Jupiter has said it is at an advanced stage in the process of searching for a new chief investment officer after the retirement of Stephen Pearson.
Pearson is retiring after a 35-year career, and will leave the firm next year after a handover period.
In a statement today (October 14), Jupiter said: “We are well advanced in the process of securing a successor for Stephen, and he will remain with the company into 2022 to ensure a seamless handover.”
Pearson said after more than 20 years at the firm, it felt like a “natural moment” for him to step back and devote more time to his interests outside of the industry.
He said: “We have achieved a lot in the 12 years I have been involved in the management of our teams, broadening our investment capabilities into new asset classes and extending our client reach beyond the UK.
“With the integration of Merian now complete and the managers settled on the new platform and brand, it is right for new leadership in fund management to take our teams forward on the next stage of the journey.
“It has been a privilege for me to hold the CIO role at a company like Jupiter."

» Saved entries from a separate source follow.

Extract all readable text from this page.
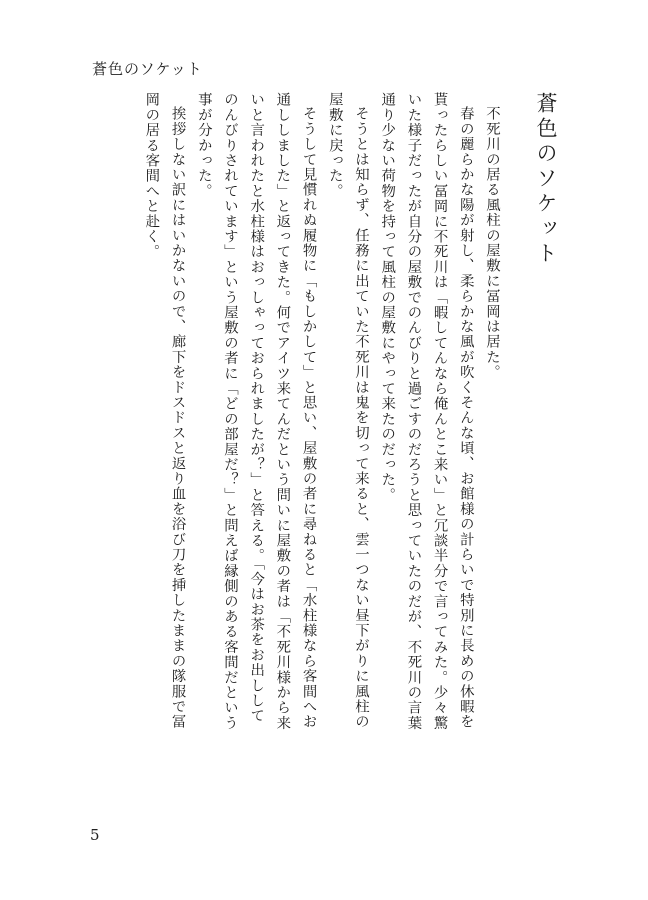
蒼色のソケット
蒼色のソケット

不死川の居る風柱の屋敷に冨岡は居た。

春の麗らかな陽が射し、柔らかな風が吹くそんな頃、お館様の計らいで特別に長めの休暇を貰ったらしい冨岡に不死川は「暇してんなら俺んとこ来い」と冗談半分で言ってみた。少々驚いた様子だったが自分の屋敷でのんびりと過ごすのだろうと思っていたのだが、不死川の言葉通り少ない荷物を持って風柱の屋敷にやって来たのだった。

そうとは知らず、任務に出ていた不死川は鬼を切って来ると、雲一つない昼下がりに風柱の屋敷に戻った。

そうして見慣れぬ履物に「もしかして」と思い、屋敷の者に尋ねると「水柱様なら客間へお通ししました」と返ってきた。何でアイツ来てんだという問いに屋敷の者は「不死川様から来いと言われたと水柱様はおっしゃっておられましたが？」と答える。「今はお茶をお出ししてのんびりされています」という屋敷の者に「どの部屋だ？」と問えば縁側のある客間だという事が分かった。

挨拶しない訳にはいかないので、廊下をドスドスと返り血を浴び刀を挿したままの隊服で冨岡の居る客間へと赴く。

5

During his time at Jupiter, Pearson created and structured the CIO function, as well as providing “instrumental” assistance to the £370m acquisition of Merian Global Investors in 2020.
The deal was the first significant acquisition by Jupiter chief executive Andrew Formica after he took the helm in March 2019 and saw Jupiter take on and pay off Merian’s debts as part of the buyout.
Formica said Pearson’s contribution to the firm could not be overstated.
He said: "His strong leadership, relentless commitment to clients and clear vision has seen Jupiter’s fund management team through the most challenging of market conditions and situations, not least of which has been the recent impact of the global pandemic.
"His commitment to retaining and nurturing talented individuals across our investment floor has been a huge contributor to the dynamic, active investment culture on which we pride ourselves at Jupiter."
Earlier this year, the firm blamed a “lack of client demand” for outflows of £2.3bn in the six months to June 30, despite inflows of £9.6bn.
Jupiter said the outflows were concentrated in a few areas, including European Growth and UK equities, where investment performance was strong but "the asset class has not been in client demand".